Ce n’est pas comme s’ils n’avaient pas prévenu, il y a un panneau qui dit, attention marcheurs randonneurs flâneurs, ici, il y a souvent des orages, ça leur prend comme ça, vu que toutes les conditions sont là pour que ça éclate : un canyon, l’air frais en haut l’air brûlant en bas ou quelque chose comme ça en tout cas, je ne me suis pas éternisée devant ce panneau, mais bref, cet endroit c’est super pour les orages et donc ça éclate.
Les photos sur le moment ont quelque chose de métallique, effectivement. Je vous montrerai. Mais pour la nuit, j’erre un peu dans les paysages et vais me percher ailleurs.

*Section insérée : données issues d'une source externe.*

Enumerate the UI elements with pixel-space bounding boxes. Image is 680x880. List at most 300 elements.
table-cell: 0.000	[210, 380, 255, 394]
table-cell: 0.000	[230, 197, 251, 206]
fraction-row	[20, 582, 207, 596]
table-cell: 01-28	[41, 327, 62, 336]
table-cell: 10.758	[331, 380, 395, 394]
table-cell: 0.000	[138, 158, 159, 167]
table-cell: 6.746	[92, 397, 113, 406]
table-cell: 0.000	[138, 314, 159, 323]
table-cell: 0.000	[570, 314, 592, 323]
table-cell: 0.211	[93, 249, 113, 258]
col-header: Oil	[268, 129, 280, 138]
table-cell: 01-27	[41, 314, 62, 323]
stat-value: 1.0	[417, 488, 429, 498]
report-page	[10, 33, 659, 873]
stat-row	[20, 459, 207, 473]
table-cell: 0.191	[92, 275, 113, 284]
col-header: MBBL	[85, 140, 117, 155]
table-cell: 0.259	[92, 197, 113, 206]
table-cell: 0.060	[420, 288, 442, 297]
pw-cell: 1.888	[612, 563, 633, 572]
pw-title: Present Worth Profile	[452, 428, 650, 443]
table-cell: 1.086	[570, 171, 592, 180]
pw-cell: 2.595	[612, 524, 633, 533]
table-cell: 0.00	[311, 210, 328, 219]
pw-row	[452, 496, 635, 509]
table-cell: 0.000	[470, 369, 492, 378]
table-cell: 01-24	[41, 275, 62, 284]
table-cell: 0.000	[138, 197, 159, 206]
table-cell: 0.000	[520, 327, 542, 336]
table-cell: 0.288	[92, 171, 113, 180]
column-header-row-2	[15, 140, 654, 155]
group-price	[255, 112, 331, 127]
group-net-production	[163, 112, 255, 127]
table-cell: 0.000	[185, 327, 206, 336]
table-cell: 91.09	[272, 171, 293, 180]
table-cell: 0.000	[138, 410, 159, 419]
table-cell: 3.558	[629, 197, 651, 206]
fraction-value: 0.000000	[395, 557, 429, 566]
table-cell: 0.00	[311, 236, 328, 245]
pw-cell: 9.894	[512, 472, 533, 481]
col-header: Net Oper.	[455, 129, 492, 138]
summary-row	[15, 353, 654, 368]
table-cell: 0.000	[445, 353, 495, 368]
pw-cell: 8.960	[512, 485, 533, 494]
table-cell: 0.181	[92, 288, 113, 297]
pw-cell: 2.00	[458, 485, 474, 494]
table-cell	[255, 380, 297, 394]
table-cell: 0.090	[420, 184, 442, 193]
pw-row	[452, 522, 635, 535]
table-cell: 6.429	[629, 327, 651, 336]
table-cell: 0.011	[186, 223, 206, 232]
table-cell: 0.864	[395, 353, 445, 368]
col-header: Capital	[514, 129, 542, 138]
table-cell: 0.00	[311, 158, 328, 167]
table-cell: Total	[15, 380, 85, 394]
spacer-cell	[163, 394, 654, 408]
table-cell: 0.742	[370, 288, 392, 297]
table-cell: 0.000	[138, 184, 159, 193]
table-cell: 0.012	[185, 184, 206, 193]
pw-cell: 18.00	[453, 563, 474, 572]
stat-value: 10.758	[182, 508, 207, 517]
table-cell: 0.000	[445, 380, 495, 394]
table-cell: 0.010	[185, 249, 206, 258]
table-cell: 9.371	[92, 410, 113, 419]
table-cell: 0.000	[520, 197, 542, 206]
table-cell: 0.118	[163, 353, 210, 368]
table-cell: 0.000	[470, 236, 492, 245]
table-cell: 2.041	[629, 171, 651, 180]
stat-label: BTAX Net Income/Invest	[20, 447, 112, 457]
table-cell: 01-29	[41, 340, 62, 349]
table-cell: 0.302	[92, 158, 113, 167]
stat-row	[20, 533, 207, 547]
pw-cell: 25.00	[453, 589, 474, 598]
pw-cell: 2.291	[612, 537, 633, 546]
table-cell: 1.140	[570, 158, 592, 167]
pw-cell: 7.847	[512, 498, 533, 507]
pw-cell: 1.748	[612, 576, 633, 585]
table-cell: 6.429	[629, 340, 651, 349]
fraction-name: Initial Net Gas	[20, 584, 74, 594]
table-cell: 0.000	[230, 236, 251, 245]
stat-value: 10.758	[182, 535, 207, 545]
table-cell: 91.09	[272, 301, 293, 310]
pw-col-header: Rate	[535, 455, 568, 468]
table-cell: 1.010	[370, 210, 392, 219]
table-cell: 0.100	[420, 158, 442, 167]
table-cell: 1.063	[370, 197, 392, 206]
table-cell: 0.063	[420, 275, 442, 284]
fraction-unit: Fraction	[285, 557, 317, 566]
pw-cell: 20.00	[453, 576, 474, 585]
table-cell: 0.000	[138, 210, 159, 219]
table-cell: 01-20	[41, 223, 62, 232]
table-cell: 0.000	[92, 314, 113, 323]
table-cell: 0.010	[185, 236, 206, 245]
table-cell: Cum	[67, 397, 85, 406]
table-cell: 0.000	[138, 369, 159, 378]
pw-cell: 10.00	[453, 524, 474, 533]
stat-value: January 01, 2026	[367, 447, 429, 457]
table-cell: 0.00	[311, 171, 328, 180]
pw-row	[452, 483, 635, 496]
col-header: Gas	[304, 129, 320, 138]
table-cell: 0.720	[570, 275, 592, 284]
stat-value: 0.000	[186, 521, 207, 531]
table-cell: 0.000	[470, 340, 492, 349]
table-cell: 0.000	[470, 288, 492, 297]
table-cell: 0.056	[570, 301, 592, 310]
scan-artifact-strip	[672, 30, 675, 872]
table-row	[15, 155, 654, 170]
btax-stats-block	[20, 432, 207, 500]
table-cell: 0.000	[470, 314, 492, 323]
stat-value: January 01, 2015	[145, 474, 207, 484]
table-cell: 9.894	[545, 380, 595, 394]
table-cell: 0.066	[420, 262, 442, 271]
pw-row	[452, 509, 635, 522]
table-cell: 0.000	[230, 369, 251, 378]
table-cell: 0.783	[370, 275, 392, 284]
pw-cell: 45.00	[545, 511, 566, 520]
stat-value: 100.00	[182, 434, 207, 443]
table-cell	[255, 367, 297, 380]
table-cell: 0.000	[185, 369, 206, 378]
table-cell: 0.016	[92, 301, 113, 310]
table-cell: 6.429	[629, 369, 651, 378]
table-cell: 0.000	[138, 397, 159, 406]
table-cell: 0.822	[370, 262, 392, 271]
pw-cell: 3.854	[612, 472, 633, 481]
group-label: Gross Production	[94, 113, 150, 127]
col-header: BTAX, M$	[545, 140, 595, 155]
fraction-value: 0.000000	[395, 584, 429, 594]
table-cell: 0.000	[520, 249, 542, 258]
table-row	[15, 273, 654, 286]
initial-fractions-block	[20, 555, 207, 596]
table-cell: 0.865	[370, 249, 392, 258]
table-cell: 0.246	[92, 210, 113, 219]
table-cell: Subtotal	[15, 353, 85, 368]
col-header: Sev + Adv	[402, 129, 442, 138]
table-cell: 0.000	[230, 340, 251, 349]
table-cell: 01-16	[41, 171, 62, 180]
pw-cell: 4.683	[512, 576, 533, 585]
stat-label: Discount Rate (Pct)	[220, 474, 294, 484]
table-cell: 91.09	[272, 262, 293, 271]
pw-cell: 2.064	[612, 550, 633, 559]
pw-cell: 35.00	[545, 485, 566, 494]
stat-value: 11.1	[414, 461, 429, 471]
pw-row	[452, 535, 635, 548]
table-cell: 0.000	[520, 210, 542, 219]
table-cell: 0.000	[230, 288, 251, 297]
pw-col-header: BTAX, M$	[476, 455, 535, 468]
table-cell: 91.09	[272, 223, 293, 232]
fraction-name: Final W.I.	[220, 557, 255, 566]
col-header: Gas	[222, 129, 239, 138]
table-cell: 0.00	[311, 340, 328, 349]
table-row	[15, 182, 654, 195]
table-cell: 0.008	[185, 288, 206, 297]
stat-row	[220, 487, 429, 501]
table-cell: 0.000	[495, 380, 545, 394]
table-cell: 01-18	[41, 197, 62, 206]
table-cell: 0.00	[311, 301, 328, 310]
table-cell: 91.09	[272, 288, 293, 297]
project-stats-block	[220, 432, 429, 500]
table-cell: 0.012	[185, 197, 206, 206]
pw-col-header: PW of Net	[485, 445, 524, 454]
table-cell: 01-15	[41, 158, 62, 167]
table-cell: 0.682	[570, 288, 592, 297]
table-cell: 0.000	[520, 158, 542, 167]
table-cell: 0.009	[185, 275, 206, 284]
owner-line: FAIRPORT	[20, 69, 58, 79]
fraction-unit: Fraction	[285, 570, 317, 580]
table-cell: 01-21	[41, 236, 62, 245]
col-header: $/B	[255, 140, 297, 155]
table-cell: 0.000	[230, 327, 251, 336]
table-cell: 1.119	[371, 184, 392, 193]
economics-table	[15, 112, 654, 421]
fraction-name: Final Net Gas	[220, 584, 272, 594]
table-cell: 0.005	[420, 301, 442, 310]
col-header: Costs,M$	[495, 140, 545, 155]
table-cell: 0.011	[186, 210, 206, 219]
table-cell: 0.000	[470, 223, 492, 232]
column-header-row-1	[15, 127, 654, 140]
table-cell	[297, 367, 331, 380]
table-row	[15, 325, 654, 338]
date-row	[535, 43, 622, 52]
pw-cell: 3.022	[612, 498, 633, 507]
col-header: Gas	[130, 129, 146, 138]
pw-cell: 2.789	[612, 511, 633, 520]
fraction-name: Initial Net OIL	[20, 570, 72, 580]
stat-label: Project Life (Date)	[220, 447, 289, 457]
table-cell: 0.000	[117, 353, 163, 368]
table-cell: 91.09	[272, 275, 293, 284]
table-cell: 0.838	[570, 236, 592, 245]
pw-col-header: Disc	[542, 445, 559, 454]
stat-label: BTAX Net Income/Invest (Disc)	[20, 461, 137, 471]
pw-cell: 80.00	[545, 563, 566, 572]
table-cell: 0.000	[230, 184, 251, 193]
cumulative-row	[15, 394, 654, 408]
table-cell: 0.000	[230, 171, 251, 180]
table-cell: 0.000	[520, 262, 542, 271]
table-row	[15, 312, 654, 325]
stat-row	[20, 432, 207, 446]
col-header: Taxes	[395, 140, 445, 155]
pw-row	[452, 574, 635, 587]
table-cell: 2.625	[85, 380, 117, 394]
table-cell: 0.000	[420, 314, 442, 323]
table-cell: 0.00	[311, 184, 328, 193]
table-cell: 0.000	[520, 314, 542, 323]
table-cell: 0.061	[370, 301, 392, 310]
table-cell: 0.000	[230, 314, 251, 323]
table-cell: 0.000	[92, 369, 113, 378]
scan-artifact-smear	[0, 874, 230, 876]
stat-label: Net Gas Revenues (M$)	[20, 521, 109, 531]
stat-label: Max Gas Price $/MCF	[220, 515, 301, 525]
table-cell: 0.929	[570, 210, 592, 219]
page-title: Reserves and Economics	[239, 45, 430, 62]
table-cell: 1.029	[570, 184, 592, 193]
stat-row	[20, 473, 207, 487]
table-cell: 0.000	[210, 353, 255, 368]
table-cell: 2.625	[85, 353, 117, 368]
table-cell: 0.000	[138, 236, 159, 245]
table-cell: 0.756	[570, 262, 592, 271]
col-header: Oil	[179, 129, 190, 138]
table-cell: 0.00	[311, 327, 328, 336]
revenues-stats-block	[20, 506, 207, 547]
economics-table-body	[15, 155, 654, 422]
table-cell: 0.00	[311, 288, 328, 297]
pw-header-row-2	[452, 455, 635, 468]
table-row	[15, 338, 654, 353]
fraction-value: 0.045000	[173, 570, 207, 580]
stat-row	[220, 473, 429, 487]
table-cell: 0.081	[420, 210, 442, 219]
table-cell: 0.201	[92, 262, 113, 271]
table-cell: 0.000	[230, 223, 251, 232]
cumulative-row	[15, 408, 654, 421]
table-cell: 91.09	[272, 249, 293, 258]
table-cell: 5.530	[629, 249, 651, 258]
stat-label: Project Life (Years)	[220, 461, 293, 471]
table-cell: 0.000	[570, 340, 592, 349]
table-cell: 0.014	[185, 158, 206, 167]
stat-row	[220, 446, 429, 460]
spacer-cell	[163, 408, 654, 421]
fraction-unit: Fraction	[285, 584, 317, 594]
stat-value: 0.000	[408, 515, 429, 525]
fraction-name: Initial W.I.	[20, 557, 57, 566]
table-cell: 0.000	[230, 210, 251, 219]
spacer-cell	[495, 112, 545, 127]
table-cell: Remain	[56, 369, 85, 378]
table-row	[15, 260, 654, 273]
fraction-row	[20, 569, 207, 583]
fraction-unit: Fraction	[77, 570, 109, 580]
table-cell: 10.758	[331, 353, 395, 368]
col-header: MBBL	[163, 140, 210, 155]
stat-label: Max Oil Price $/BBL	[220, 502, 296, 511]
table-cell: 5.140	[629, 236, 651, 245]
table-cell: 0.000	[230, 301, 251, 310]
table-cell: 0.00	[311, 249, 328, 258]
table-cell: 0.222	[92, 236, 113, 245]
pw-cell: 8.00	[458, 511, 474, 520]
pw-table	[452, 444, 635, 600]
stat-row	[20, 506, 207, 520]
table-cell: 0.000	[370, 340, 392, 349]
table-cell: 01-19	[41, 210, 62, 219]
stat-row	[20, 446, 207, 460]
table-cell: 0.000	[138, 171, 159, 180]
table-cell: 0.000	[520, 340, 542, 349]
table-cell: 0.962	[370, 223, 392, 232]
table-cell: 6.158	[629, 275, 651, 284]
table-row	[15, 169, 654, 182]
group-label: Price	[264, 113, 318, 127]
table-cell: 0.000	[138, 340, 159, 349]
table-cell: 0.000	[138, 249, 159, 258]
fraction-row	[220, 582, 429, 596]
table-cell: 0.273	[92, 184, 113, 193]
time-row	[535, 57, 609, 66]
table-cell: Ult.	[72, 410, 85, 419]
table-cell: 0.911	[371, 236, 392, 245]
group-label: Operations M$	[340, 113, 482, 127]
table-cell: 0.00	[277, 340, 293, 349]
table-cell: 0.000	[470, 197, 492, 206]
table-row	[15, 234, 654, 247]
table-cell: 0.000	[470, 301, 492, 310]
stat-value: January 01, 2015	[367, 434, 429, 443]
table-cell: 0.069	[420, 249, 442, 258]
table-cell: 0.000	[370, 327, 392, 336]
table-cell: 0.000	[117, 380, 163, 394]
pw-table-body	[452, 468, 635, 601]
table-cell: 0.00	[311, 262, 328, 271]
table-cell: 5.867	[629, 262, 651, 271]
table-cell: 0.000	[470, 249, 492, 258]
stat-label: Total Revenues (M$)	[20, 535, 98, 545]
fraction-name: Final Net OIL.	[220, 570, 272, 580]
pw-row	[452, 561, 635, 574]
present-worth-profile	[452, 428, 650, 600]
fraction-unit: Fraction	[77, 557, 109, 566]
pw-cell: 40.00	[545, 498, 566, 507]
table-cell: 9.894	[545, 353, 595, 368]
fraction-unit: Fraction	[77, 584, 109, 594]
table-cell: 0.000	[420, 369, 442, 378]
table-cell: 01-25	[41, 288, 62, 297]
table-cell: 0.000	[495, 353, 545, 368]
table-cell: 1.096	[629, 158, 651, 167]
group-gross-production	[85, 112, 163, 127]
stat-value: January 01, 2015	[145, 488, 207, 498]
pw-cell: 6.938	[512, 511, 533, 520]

Les masses d’air déferlent en avalanche, ça fait quelque chose d’une violence inouïe, à la fois grandes marées et tourbillons de neige, et pourtant, ça fait plusieurs heures que je regarde ces nuages et rien ne change, l’avalanche d’air est figée, plantée là, agrippée aux sommets ; rien ne bouge sauf le bleu de la nuit qui tombe, et encore, ce n’est pas un mouvement, ce n’est pas vraiment tomber, c’est plus comme si la lumière s’évaporait et qu’une autre s’y substituait doucement sans qu’on s’en rende vraiment compte, ce n’est pas non plus disparaître, c’est plus muer peut-être ?
Il y a cet orage immobile à ma fenêtre qui ne finit pas d’être une avalanche, il y a les masses ébènes des montagnes, et surtout, tout en bas, il y a six lueurs dans la nuit, six petites ponctuations de rien du tout qui disent, finalement, après l’orage, après la nuit, sois tranquille, il y a demain qui t’attend.